Lawyers recommend out-of-court settlement for 41 who received ‘1MDB money’

Forty-one individuals and entities including Umno divisions and branches are said to have received 1MDB money from former prime minister Najib Razak’s account. (Reuters pic)

PETALING JAYA: Lawyers say the 41 individuals and entities who were slapped with suits to recover RM270 million said to have come from state investment fund 1MDB could negotiate an out-of-court settlement with the government.

SN Nair said they could pay an agreed amount to avoid a protracted legal battle.

“They are already crippled as the Malaysian Anti-Corruption Commission (MACC) has frozen their bank accounts.

“A voluntary negotiation is preferable and will also save legal costs and the court’s time,” he told FMT.

MACC announced last week that it had filed forfeiture suits against the 41 to recover money said to have been transferred from the account of former prime minister Najib Razak.

MACC chief commissioner Latheefa Koya said the civil action was filed under Section 56 of the Anti-Money Laundering, Anti-Terrorism Financing and Proceeds of Unlawful Activities Act 2001 (Amla).

She said the biggest recipients of the money were Umno divisions and branches which received RM212 million.

Nair said media reports showed that some recipients had indicated their willingness to cooperate with MACC and to find an amicable solution.

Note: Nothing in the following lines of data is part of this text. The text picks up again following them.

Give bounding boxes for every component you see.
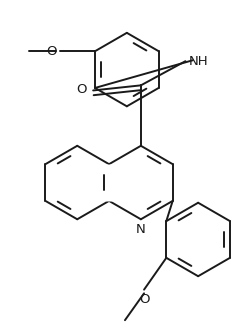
Text: NH: NH [189,55,209,68]
Text: O: O [139,293,149,306]
Text: N: N [136,223,146,236]
Text: O: O [46,45,56,58]
Text: O: O [76,83,87,96]
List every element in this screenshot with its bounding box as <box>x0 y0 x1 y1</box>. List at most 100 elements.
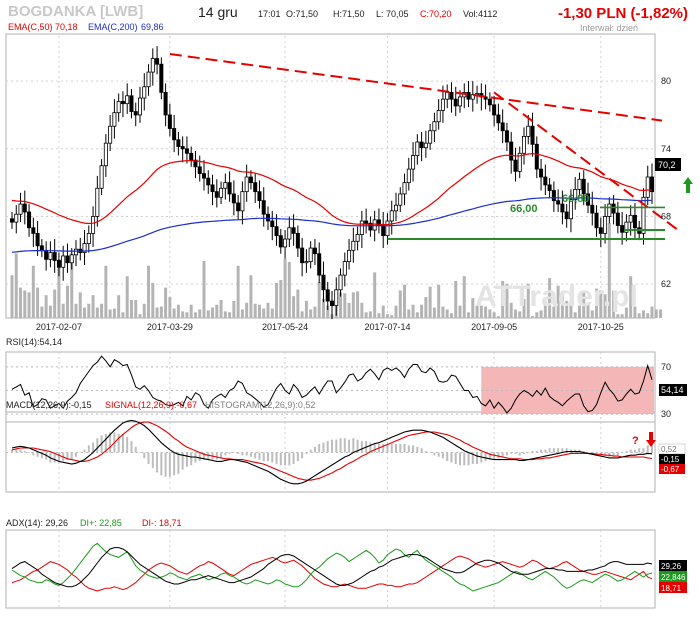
macd-histogram-bar <box>339 438 342 453</box>
adx-diminus-legend: DI-: 18,71 <box>142 518 182 528</box>
macd-histogram-bar <box>382 443 385 453</box>
volume-bar <box>249 275 253 318</box>
macd-histogram-bar <box>446 452 449 462</box>
macd-histogram-bar <box>177 452 180 474</box>
macd-histogram-bar <box>151 452 154 469</box>
price-layer <box>9 46 655 592</box>
ema200-legend: EMA(C,200) <box>88 22 138 32</box>
volume-bar <box>326 305 330 318</box>
candle-body <box>74 248 79 256</box>
volume-bar <box>356 291 360 318</box>
macd-histogram-bar <box>459 452 461 466</box>
volume-bar <box>509 302 513 318</box>
macd-histogram-bar <box>505 452 508 456</box>
volume-bar <box>125 276 129 318</box>
volume-bar <box>304 300 308 318</box>
candle-body <box>453 98 458 107</box>
candle-body <box>86 232 91 244</box>
macd-histogram-bar <box>75 452 77 457</box>
macd-histogram-bar <box>245 452 248 456</box>
macd-histogram-bar <box>497 452 500 459</box>
candle-body <box>206 177 211 186</box>
macd-histogram-bar <box>518 452 521 456</box>
macd-histogram-bar <box>587 452 589 453</box>
candle-body <box>308 247 313 262</box>
x-tick-label: 2017-02-07 <box>36 322 82 332</box>
candle-body <box>347 249 352 263</box>
macd-histogram-legend: HISTOGRAM(12,26,9):0,52 <box>205 400 315 410</box>
volume-bar <box>454 280 458 318</box>
volume-bar <box>19 287 23 318</box>
candle-body <box>590 204 595 214</box>
x-tick-label: 2017-09-05 <box>471 322 517 332</box>
candle-body <box>551 190 556 202</box>
macd-histogram-bar <box>510 452 513 454</box>
volume-bar <box>129 299 133 318</box>
macd-histogram-bar <box>604 452 607 456</box>
candle-body <box>359 220 364 235</box>
candle-body <box>534 143 539 170</box>
volume-bar <box>650 306 654 318</box>
macd-signal-legend: SIGNAL(12,26,9):-0,67 <box>105 400 197 410</box>
macd-histogram-bar <box>390 443 393 453</box>
volume-bar <box>211 307 215 318</box>
macd-histogram-bar <box>228 452 231 454</box>
candle-body <box>69 254 74 264</box>
candle-body <box>300 247 305 264</box>
macd-histogram-bar <box>292 452 295 464</box>
candle-body <box>577 178 582 190</box>
macd-histogram-bar <box>612 452 615 456</box>
macd-histogram-bar <box>484 452 487 462</box>
volume-bar <box>437 284 441 318</box>
candle-body <box>35 232 40 247</box>
candle-body <box>615 212 620 226</box>
macd-histogram-bar <box>420 448 423 453</box>
adx-title: ADX(14): 29,26 <box>6 518 68 528</box>
candle-body <box>355 234 360 242</box>
candle-body <box>227 182 232 195</box>
candle-body <box>393 204 398 212</box>
candle-body <box>539 168 544 178</box>
macd-histogram-bar <box>313 446 316 453</box>
ema50-legend-value: 70,18 <box>55 22 78 32</box>
candle-body <box>236 202 241 212</box>
macd-histogram-bar <box>633 449 636 453</box>
volume-bar <box>168 297 172 318</box>
volume-bar <box>415 312 419 318</box>
volume-bar <box>641 310 645 318</box>
ema200-legend-value: 69,86 <box>141 22 164 32</box>
candle-body <box>423 142 428 149</box>
candle-body <box>500 122 505 132</box>
macd-histogram-bar <box>407 445 410 453</box>
candle-body <box>641 196 646 234</box>
volume-bar <box>492 312 496 318</box>
candle-body <box>248 176 253 184</box>
volume-bar <box>283 258 287 318</box>
macd-histogram-bar <box>348 439 351 453</box>
macd-histogram-bar <box>565 448 568 453</box>
macd-histogram-bar <box>147 452 150 464</box>
candle-body <box>650 176 655 193</box>
candle-body <box>155 58 160 65</box>
candle-body <box>244 176 249 193</box>
candle-body <box>496 114 501 124</box>
macd-histogram-bar <box>185 452 188 467</box>
volume-bar <box>292 296 296 318</box>
candle-body <box>270 220 275 228</box>
down-arrow-icon <box>646 432 656 447</box>
candle-body <box>27 211 32 229</box>
candle-body <box>560 203 565 213</box>
candle-body <box>504 130 509 143</box>
ema200-line <box>11 197 653 253</box>
macd-histogram-bar <box>121 433 124 453</box>
volume-bar <box>424 297 428 318</box>
candle-body <box>607 203 612 217</box>
volume-bar <box>659 309 663 318</box>
volume-bar <box>10 275 14 318</box>
volume-bar <box>646 313 650 318</box>
macd-histogram-bar <box>11 449 13 453</box>
macd-histogram-bar <box>164 452 167 477</box>
candle-body <box>628 214 633 223</box>
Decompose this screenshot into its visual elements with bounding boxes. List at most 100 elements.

“That is a good sign that the defendants are being pragmatic about bringing their predicament to a win-win close,” he said.

Lawyer A Srimurugan said the 41 defendants should settle the matter as the government’s burden of proving money laundering in a civil case is lower than that in cases of criminal prosecution.

“The government only needs to prove its case on a balance of probability in a civil case, compared to the ‘beyond reasonable doubt’ test in a criminal case,” he told FMT.

He added that nothing would stop the attorney-general from filing charges of money laundering against those who received the money from Najib.

“Unlike civil cases, there is no time limit for filing charges of money laundering,” he said.

He said charges are framed under Section 4 (1)(b) of Amla, and that anyone found guilty could be jailed for a maximum of 15 years and fined five times the amount or RM5 million.

Lawyer R Kengadharan said the government also stands to benefit if a settlement can be reached. This includes the defendants returning the money in cash.

“The recovery of money could be a tedious process even if rulings are made in favour of the government,” he said.

“Next comes the enforcement of judgments as it may have to file bankruptcy proceedings against the individuals, go after the estate of deceased persons who received the funds, and liquidate immovable properties,” he added.